I’m a graduate student using ArchiveWeb for my research, and I’m trying to ensure that my data management practices are in line with the university’s ethics requirements for my project.
One of the reasons I’m using ArchiveWeb over something like Archivebox is because I don’t have a background in computer science or tech, and ArchiveWeb was really intuitive to download and learn how to use. However, I’m aware that it stores data on the browser, and I get the impression that this is not generally considered a secure place to store data (even temporarily, I know I can download files and delete them on the browser).
My question is this: if I use the ArchiveWeb desktop app to archive and view my data, does this get around this problem? Or are the archived files still stored somewhere that is not my own computer drive before I download them? If ArchiveWeb isn’t likely to be compliant with data security policies, do people have any recommendations for other software I could use?
Happy to hear it was easy to get started archiving things!
ArchiveWeb.page stores everything locally on your machine. No data is uploaded anywhere unless you specifically sign into your Browsertrix account (which it doesn’t sound like you have) and upload your archives to the server.
ArchiveWeb.page stores its data in the IndexDB database. The desktop application does the same thing, but instead of using your web browser, ArchiveWeb.page standalone uses an application framework called Electron — basically a way of using Chrome but packaged up as a desktop app with unique application menu bars, icons, and all that jazz. Both the extension and standalone app are functionally equivalent information security wise. They’re both only as secure as your local machine.
Information in IndexDB can only be accessed by the website or extension that created it. As MDN explains in the above link:
IndexedDB uses the same-origin principle, which means that it ties the store to the origin of the site that creates it (typically, this is the site domain or subdomain), so it cannot be accessed by any other origin.

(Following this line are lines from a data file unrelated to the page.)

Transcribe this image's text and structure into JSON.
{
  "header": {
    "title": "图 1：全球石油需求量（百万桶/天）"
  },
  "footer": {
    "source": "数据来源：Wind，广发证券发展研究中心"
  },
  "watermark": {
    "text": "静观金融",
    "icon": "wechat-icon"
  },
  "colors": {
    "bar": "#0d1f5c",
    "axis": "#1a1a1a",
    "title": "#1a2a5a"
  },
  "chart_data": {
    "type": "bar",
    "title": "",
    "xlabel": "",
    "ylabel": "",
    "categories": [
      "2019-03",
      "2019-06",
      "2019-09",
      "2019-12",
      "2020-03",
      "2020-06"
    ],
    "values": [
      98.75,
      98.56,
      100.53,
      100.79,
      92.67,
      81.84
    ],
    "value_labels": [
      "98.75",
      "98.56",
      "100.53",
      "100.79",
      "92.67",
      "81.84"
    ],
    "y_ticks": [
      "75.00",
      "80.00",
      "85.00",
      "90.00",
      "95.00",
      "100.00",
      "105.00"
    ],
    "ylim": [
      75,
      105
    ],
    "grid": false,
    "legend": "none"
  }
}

What IndexDB isn’t great at is giving you the same organizational ability as your local filesystem! To this end, I would recommend exporting anything you make with ArchiveWeb.page as a WACZ file — a self-contained archive file containing the contents of your archiving session. For particularly sensitive data, you may wish to delete it from ArchiveWeb.page once exported and store the WACZ on an encrypted air-gapped drive (not connected to a computer or the internet). IndexDB is also not awesome restoring your data if something goes wrong and your browser is completely reset or you move to another machine. To this end, see my guide on restoring this database from a backup for a little bit of a deeper dive on exactly where your data is stored.
As an additional note, anything you view with https://replayweb.page (our standalone archive viewer website) or the ReplayWeb.page desktop app is also completely private and runs entirely within your browser. No data from your archive gets sent to us and we don’t have analytics on that website.
Anything crawled using Browsertrix — our hosted cloud service — can be viewed by Webrecorder employees but can otherwise be considered private. We will not share our customer data with any outside parties except where absolutely required by law. If you self-host Browsertrix or use the command line Browsertrix Crawler application, we cannot view your archives.
Thankyou so much Hank, this is exactly what I wanted to know! I’m definitely going to be exporting WACZ files and deleting them from ArchiveWeb when I’m not using it to archive or view the pages.